What to make of the growing pile of negative-yielding global debt?

Yves Bonzon

  • First of all, one must remember that negative-yielding bonds are only negative yielding at maturity. Positive coupon bonds have a continuous instantaneous positive yield. So investors buying those bonds are engaging in a speculative activity, expecting to sell them at a higher price.
  • Just 12 months ago, we were on the other end of the spectrum. Ten-year US Treasury yields were at 3.2%. Since then they have halved. From here, we should see rates go up rather than down.
  • However, a sustainable rise in yields will not materialise unless there is an important, structured and sustained fiscal push in developed economies.

What sectors or regions should investors favour in this environment?

Christian Gattiker

  • The bull market cycle in equities will continue, with no change in leadership: innovation, information technology, communication – single names in these areas – but also areas like healthcare, will continue to lead.
  • In contrast, there is a fair chance of a junk rally in bombed-out cyclicals such as banks or industrials if there is sufficient policy response.
  • Geographical regions do not really matter at this stage of the business cycle; regional allocation is most interesting when there is asymmetrical monetary policy, such as in Japan or in Europe a few years back. For now, sector allocation and single stock picking prevail.

China is the country investors can no longer ignore. How should investors tackle it from an asset allocation perspective?

Yves Bonzon

  • The two main engines of growth in the modern globalised world, emerging markets and information technology, are converging in China. It is the only economy in the world that provides such exposure to both themes.
  • Actually, excluding China and India, emerging economies are growing at a rate comparable to that of developed countries.
  • It is a global superpower that cannot be ignored and is an essential component of a diversified portfolio. In our strategic asset allocation, Chinese equities are a core asset class, accounting for a full 100% of our allocation to emerging equities.

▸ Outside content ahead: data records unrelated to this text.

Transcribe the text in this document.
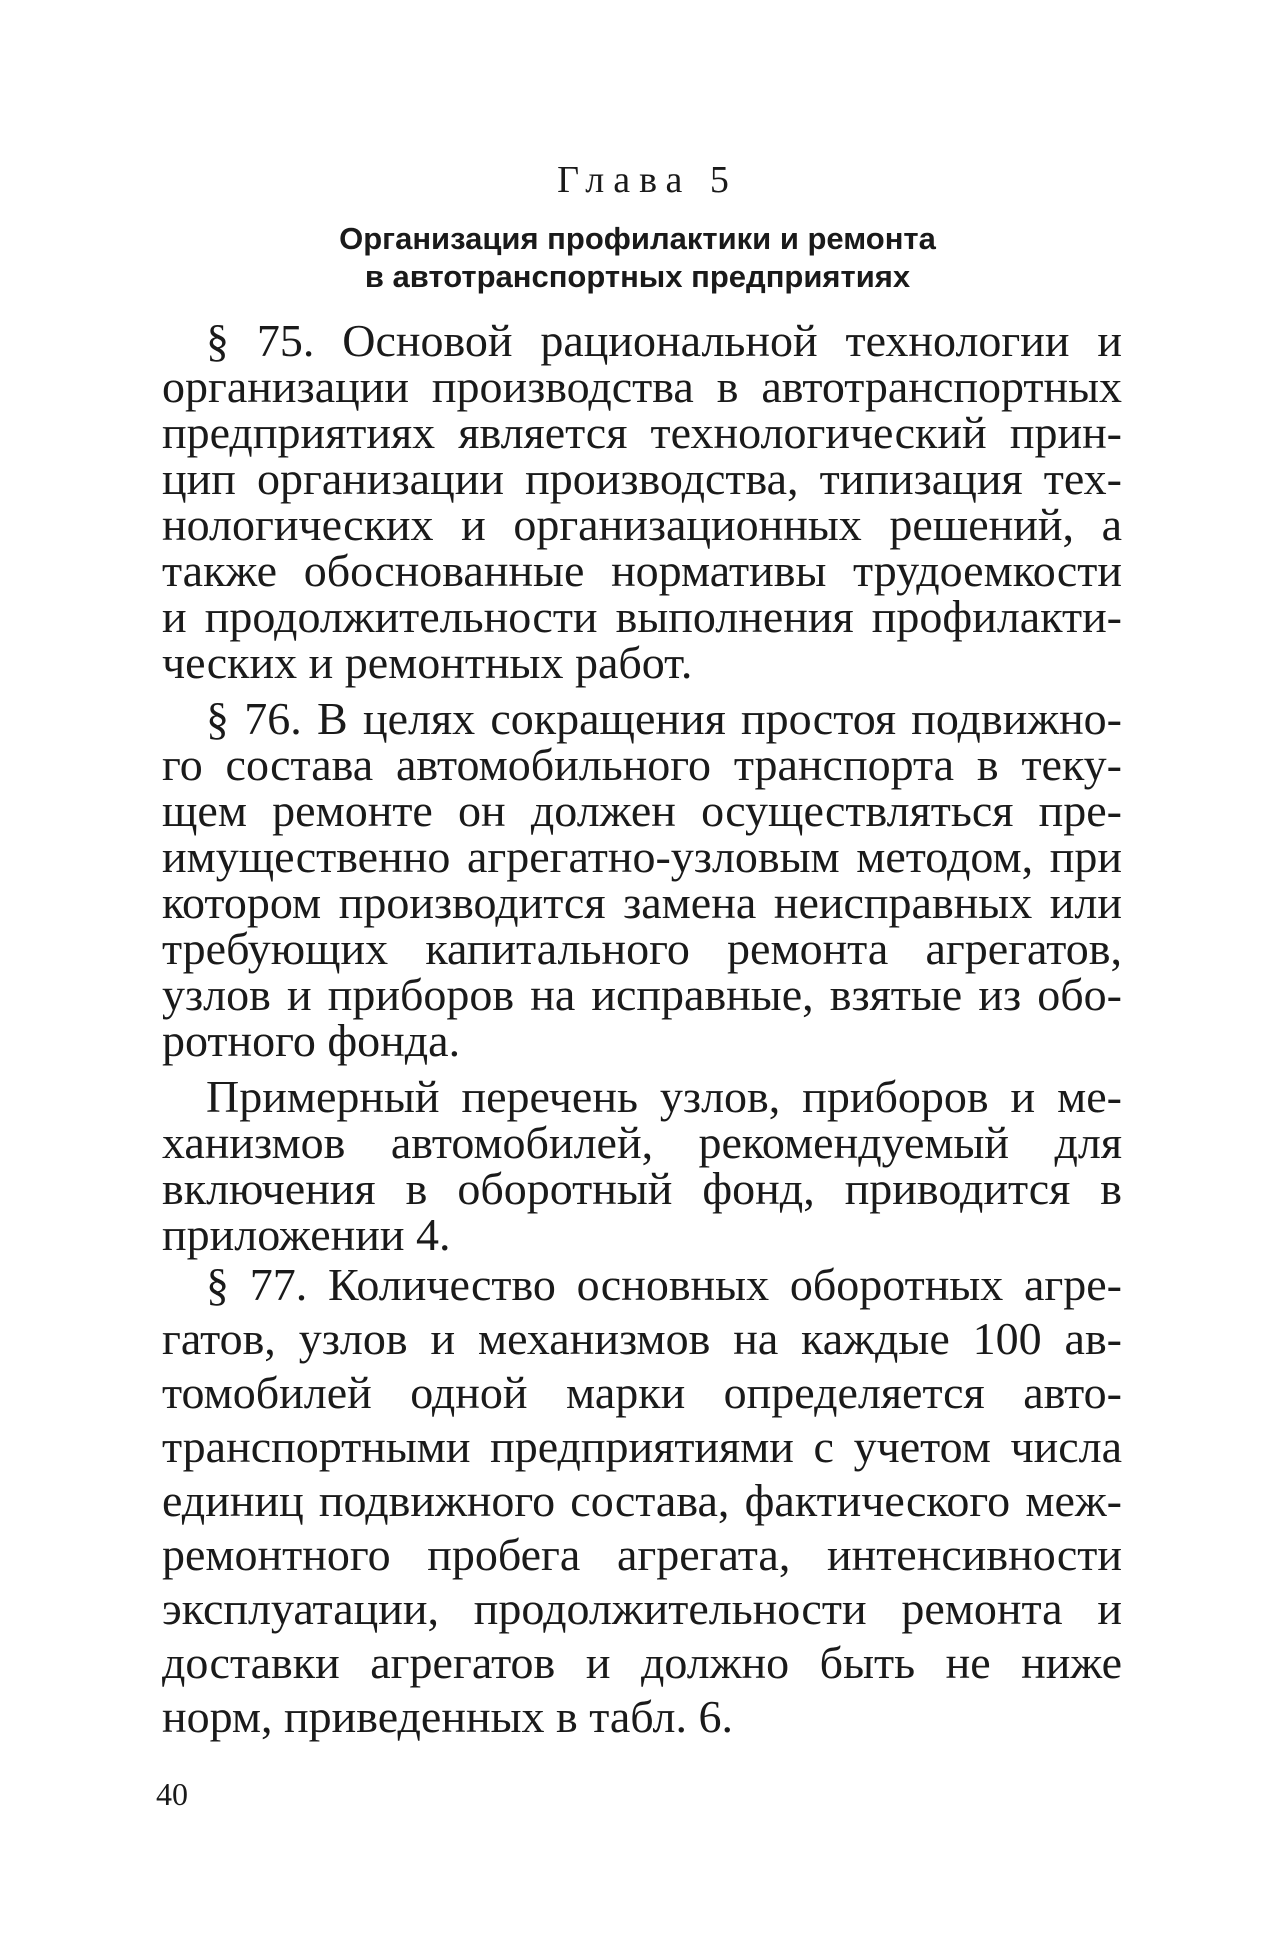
Глава 5
Организация профилактики и ремонта
в автотранспортных предприятиях
§ 75. Основой рациональной технологии и
организации производства в автотранспортных
предприятиях является технологический прин-
цип организации производства, типизация тех-
нологических и организационных решений, а
также обоснованные нормативы трудоемкости
и продолжительности выполнения профилакти-
ческих и ремонтных работ.
§ 76. В целях сокращения простоя подвижно-
го состава автомобильного транспорта в теку-
щем ремонте он должен осуществляться пре-
имущественно агрегатно-узловым методом, при
котором производится замена неисправных или
требующих капитального ремонта агрегатов,
узлов и приборов на исправные, взятые из обо-
ротного фонда.
Примерный перечень узлов, приборов и ме-
ханизмов автомобилей, рекомендуемый для
включения в оборотный фонд, приводится в
приложении 4.
§ 77. Количество основных оборотных агре-
гатов, узлов и механизмов на каждые 100 ав-
томобилей одной марки определяется авто-
транспортными предприятиями с учетом числа
единиц подвижного состава, фактического меж-
ремонтного пробега агрегата, интенсивности
эксплуатации, продолжительности ремонта и
доставки агрегатов и должно быть не ниже
норм, приведенных в табл. 6.
40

From a thematic and long-term Next Generation point of view, which areas look most attractive today?

Christian Gattiker

  • The two themes ‘information technology’ and ‘rising Asian consumer’ are both impacted by the ongoing trade war between the US and China. We believe these themes will continue to be important going forward and thus remain attractive for investors.
  • Conservative investors should focus on healthcare and urbanisation within the ‘Shifting Lifestyles’ theme, and digitalisation within the ‘Digital Disruption’ theme.

In conclusion, we stick to the scenario of modest but positive global growth in the near future. While there is potential for more stimulus, monetary policy has lost a great part of its efficiency, and hopefully we will see a greater fiscal push, especially in Europe. The trade war, meanwhile, as we have noted in our previous communications, only extends this bull cycle, as it prompts central banks to ease policy, taking a more cautious stance.